Rescued from the cave of sin

Published 8:37 pm Monday, August 13, 2018

In a few weeks, we’ll celebrate the first responders in our midst. Although we’re more aware of the police and fire departments, there are a variety of first responders including air-sea rescue, cave rescue, swift-water rescue, wilderness rescue and others. 

I’m fascinated by cave rescues, because as a high school student, some of my friends and I would roam our local countryside in search of caves to explore.

We’d put sleeping bags in the back of a station wagon and ride from cave to cave resting on the sleeping bags when we got a chance. In one cave, I found myself in total darkness and was walking along trying to find someone with a flashlight. Suddenly a light flashed into the “room” and I realized I was standing on the edge of a 15-foot drop onto a rocky cave floor. It’s the closest I’ve ever come to needing a cave rescue.

In 1925, the first high-profile cave rescue in history made headlines after 10,000 people watched volunteers attempt to rescue Floyd Collins in Sand Cave, Kentucky.
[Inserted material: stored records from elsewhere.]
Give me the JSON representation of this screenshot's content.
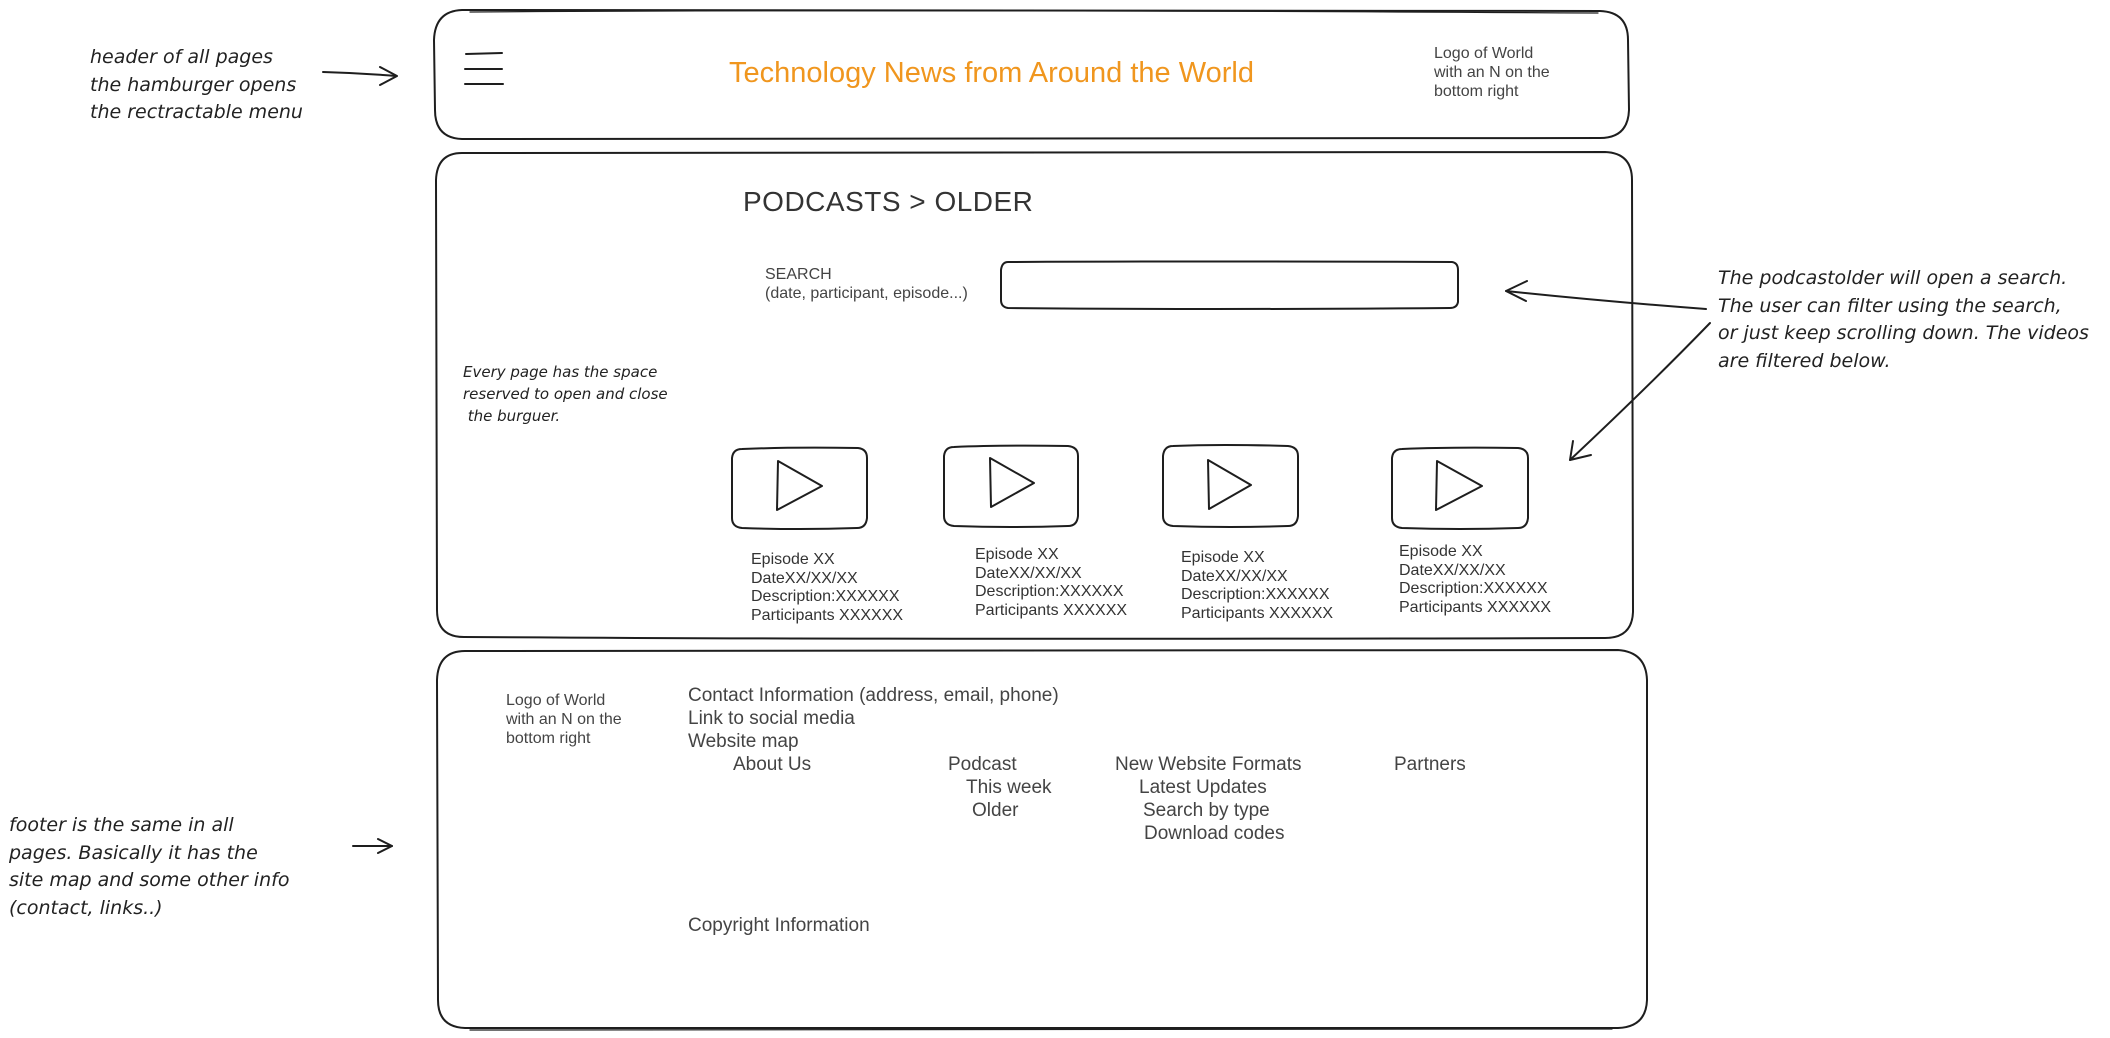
{
  "annotations": {
    "header_note": [
      "header of all pages",
      "the hamburger opens",
      "the rectractable menu"
    ],
    "menu_space_note": [
      "Every page has the space",
      "reserved to open and close",
      " the burguer."
    ],
    "search_note": [
      "The podcastolder will open a search.",
      "The user can filter using the search,",
      "or just keep scrolling down. The videos",
      "are filtered below."
    ],
    "footer_note": [
      "footer is the same in all",
      "pages. Basically it has the",
      "site map and some other info",
      "(contact, links..)"
    ]
  },
  "header": {
    "menu_icon": "hamburger-menu-icon",
    "title": "Technology News from Around the World",
    "logo_lines": [
      "Logo of World",
      "with an N on the",
      "bottom right"
    ]
  },
  "main": {
    "breadcrumb": "PODCASTS > OLDER",
    "search": {
      "label_lines": [
        "SEARCH",
        "(date, participant, episode...)"
      ],
      "value": ""
    },
    "episodes": [
      {
        "icon": "play-icon",
        "lines": [
          "Episode XX",
          "DateXX/XX/XX",
          "Description:XXXXXX",
          "Participants XXXXXX"
        ]
      },
      {
        "icon": "play-icon",
        "lines": [
          "Episode XX",
          "DateXX/XX/XX",
          "Description:XXXXXX",
          "Participants XXXXXX"
        ]
      },
      {
        "icon": "play-icon",
        "lines": [
          "Episode XX",
          "DateXX/XX/XX",
          "Description:XXXXXX",
          "Participants XXXXXX"
        ]
      },
      {
        "icon": "play-icon",
        "lines": [
          "Episode XX",
          "DateXX/XX/XX",
          "Description:XXXXXX",
          "Participants XXXXXX"
        ]
      }
    ]
  },
  "footer": {
    "logo_lines": [
      "Logo of World",
      "with an N on the",
      "bottom right"
    ],
    "contact": "Contact Information (address, email, phone)",
    "social": "Link to social media",
    "sitemap_label": "Website map",
    "sitemap": {
      "about": "About Us",
      "podcast": "Podcast",
      "podcast_week": "This week",
      "podcast_older": "Older",
      "formats": "New Website Formats",
      "formats_updates": "Latest Updates",
      "formats_search": "Search by type",
      "formats_download": "Download codes",
      "partners": "Partners"
    },
    "copyright": "Copyright Information"
  },
  "colors": {
    "title_orange": "#f0961e",
    "stroke": "#1e1e1e"
  }
}
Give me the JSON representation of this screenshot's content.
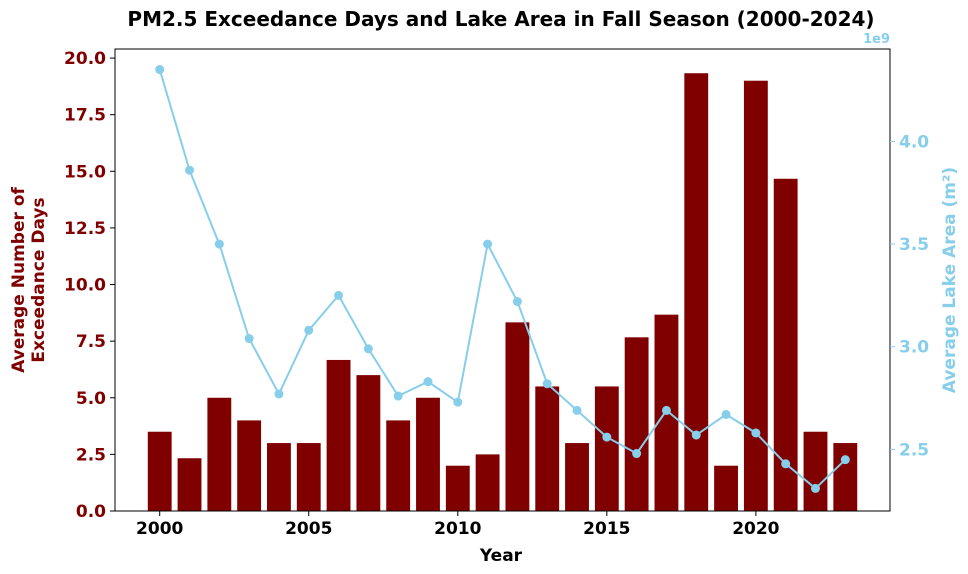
{
  "chart_data": {
    "type": "bar",
    "title": "PM2.5 Exceedance Days and Lake Area in Fall Season (2000-2024)",
    "xlabel": "Year",
    "x_ticks": [
      "2000",
      "2005",
      "2010",
      "2015",
      "2020"
    ],
    "xlim": [
      1998.5,
      2024.5
    ],
    "categories": [
      2000,
      2001,
      2002,
      2003,
      2004,
      2005,
      2006,
      2007,
      2008,
      2009,
      2010,
      2011,
      2012,
      2013,
      2014,
      2015,
      2016,
      2017,
      2018,
      2019,
      2020,
      2021,
      2022,
      2023
    ],
    "left_axis": {
      "label_lines": [
        "Average Number of",
        "Exceedance Days"
      ],
      "color": "#800000",
      "ylim": [
        0,
        20.4
      ],
      "ticks": [
        "0.0",
        "2.5",
        "5.0",
        "7.5",
        "10.0",
        "12.5",
        "15.0",
        "17.5",
        "20.0"
      ]
    },
    "right_axis": {
      "label": "Average Lake Area (m²)",
      "color": "#87ceeb",
      "offset_text": "1e9",
      "ylim": [
        2.2,
        4.45
      ],
      "ticks": [
        "2.5",
        "3.0",
        "3.5",
        "4.0"
      ]
    },
    "series": [
      {
        "type": "bar",
        "axis": "left",
        "color": "#800000",
        "values": [
          3.5,
          2.33,
          5.0,
          4.0,
          3.0,
          3.0,
          6.67,
          6.0,
          4.0,
          5.0,
          2.0,
          2.5,
          8.33,
          5.5,
          3.0,
          5.5,
          7.67,
          8.67,
          19.33,
          2.0,
          19.0,
          14.67,
          3.5,
          3.0
        ]
      },
      {
        "type": "line",
        "axis": "right",
        "color": "#87ceeb",
        "values": [
          4.35,
          3.86,
          3.5,
          3.04,
          2.77,
          3.08,
          3.25,
          2.99,
          2.76,
          2.83,
          2.73,
          3.5,
          3.22,
          2.82,
          2.69,
          2.56,
          2.48,
          2.69,
          2.57,
          2.67,
          2.58,
          2.43,
          2.31,
          2.45
        ]
      }
    ],
    "grid": false
  }
}
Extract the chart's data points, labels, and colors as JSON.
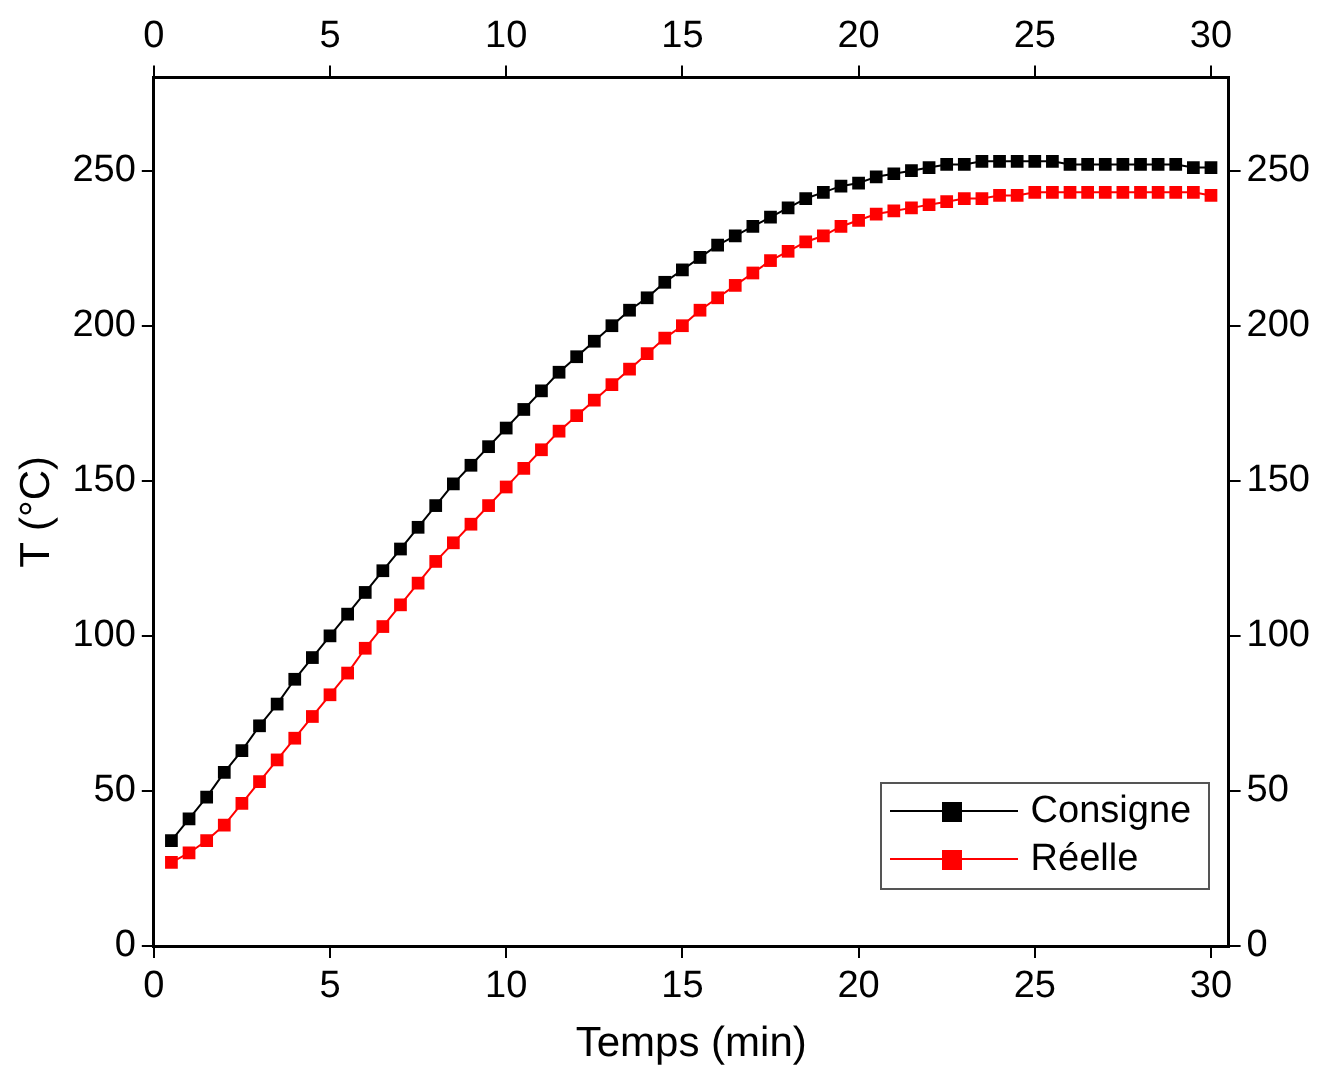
{
  "chart_data": {
    "type": "line",
    "xlabel": "Temps (min)",
    "ylabel": "T (°C)",
    "x": [
      0.5,
      1,
      1.5,
      2,
      2.5,
      3,
      3.5,
      4,
      4.5,
      5,
      5.5,
      6,
      6.5,
      7,
      7.5,
      8,
      8.5,
      9,
      9.5,
      10,
      10.5,
      11,
      11.5,
      12,
      12.5,
      13,
      13.5,
      14,
      14.5,
      15,
      15.5,
      16,
      16.5,
      17,
      17.5,
      18,
      18.5,
      19,
      19.5,
      20,
      20.5,
      21,
      21.5,
      22,
      22.5,
      23,
      23.5,
      24,
      24.5,
      25,
      25.5,
      26,
      26.5,
      27,
      27.5,
      28,
      28.5,
      29,
      29.5,
      30
    ],
    "series": [
      {
        "name": "Consigne",
        "color": "#000000",
        "values": [
          34,
          41,
          48,
          56,
          63,
          71,
          78,
          86,
          93,
          100,
          107,
          114,
          121,
          128,
          135,
          142,
          149,
          155,
          161,
          167,
          173,
          179,
          185,
          190,
          195,
          200,
          205,
          209,
          214,
          218,
          222,
          226,
          229,
          232,
          235,
          238,
          241,
          243,
          245,
          246,
          248,
          249,
          250,
          251,
          252,
          252,
          253,
          253,
          253,
          253,
          253,
          252,
          252,
          252,
          252,
          252,
          252,
          252,
          251,
          251
        ]
      },
      {
        "name": "Réelle",
        "color": "#ff0000",
        "values": [
          27,
          30,
          34,
          39,
          46,
          53,
          60,
          67,
          74,
          81,
          88,
          96,
          103,
          110,
          117,
          124,
          130,
          136,
          142,
          148,
          154,
          160,
          166,
          171,
          176,
          181,
          186,
          191,
          196,
          200,
          205,
          209,
          213,
          217,
          221,
          224,
          227,
          229,
          232,
          234,
          236,
          237,
          238,
          239,
          240,
          241,
          241,
          242,
          242,
          243,
          243,
          243,
          243,
          243,
          243,
          243,
          243,
          243,
          243,
          242
        ]
      }
    ],
    "xlim": [
      0,
      30.5
    ],
    "xticks": [
      0,
      5,
      10,
      15,
      20,
      25,
      30
    ],
    "x2lim": [
      0,
      30.5
    ],
    "x2ticks": [
      0,
      5,
      10,
      15,
      20,
      25,
      30
    ],
    "ylim": [
      0,
      280
    ],
    "yticks": [
      0,
      50,
      100,
      150,
      200,
      250
    ],
    "y2lim": [
      0,
      280
    ],
    "y2ticks": [
      0,
      50,
      100,
      150,
      200,
      250
    ],
    "grid": false,
    "legend": "bottom right",
    "marker": "square",
    "line_style": "solid"
  }
}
He died despite the heroic efforts of volunteers to reach him and his body was recovered two months later when a German engineering crew finally dug a shaft and brought his body out.

According to Wikipedia, the world’s first cave rescue team, the Cave Rescue Organization, was founded in 1935 in Yorkshire, United Kingdom. Like all cave-rescue operations in the UK, it’s composed of volunteers, funded by donations, and maintains a list of 200 or more skilled “cavers” who are on call.

The pioneer cave rescue team in the United States, created in the 1960s, is the Cave Rescue Communications Network operating out of Washington, DC and covering the mid-Atlantic area. Most southeastern cave rescue teams average 15-20 members. Fortunately, there are only an average 40-50 cave rescues a year across North America.

“From the bottom of the pit, O Lord, I cried out to you, And when I begged you to listen to my cry, you heard. You answered me and told me not to be afraid. ‘You came to my rescue, Lord, and saved my life. Judge in my favor; you know the wrongs done against me. You know how my enemies hate me and how they plot against me (Lamentations 3).’”

We preachers like to use big words to describe our faith — prevenient grace, justification, salvation, sanctification, and perfection. It might better and easier to use words everybody understands — we could say we’re trapped in a pit (cave) of sin and God sent his son down a shaft to rescue us from the darkness.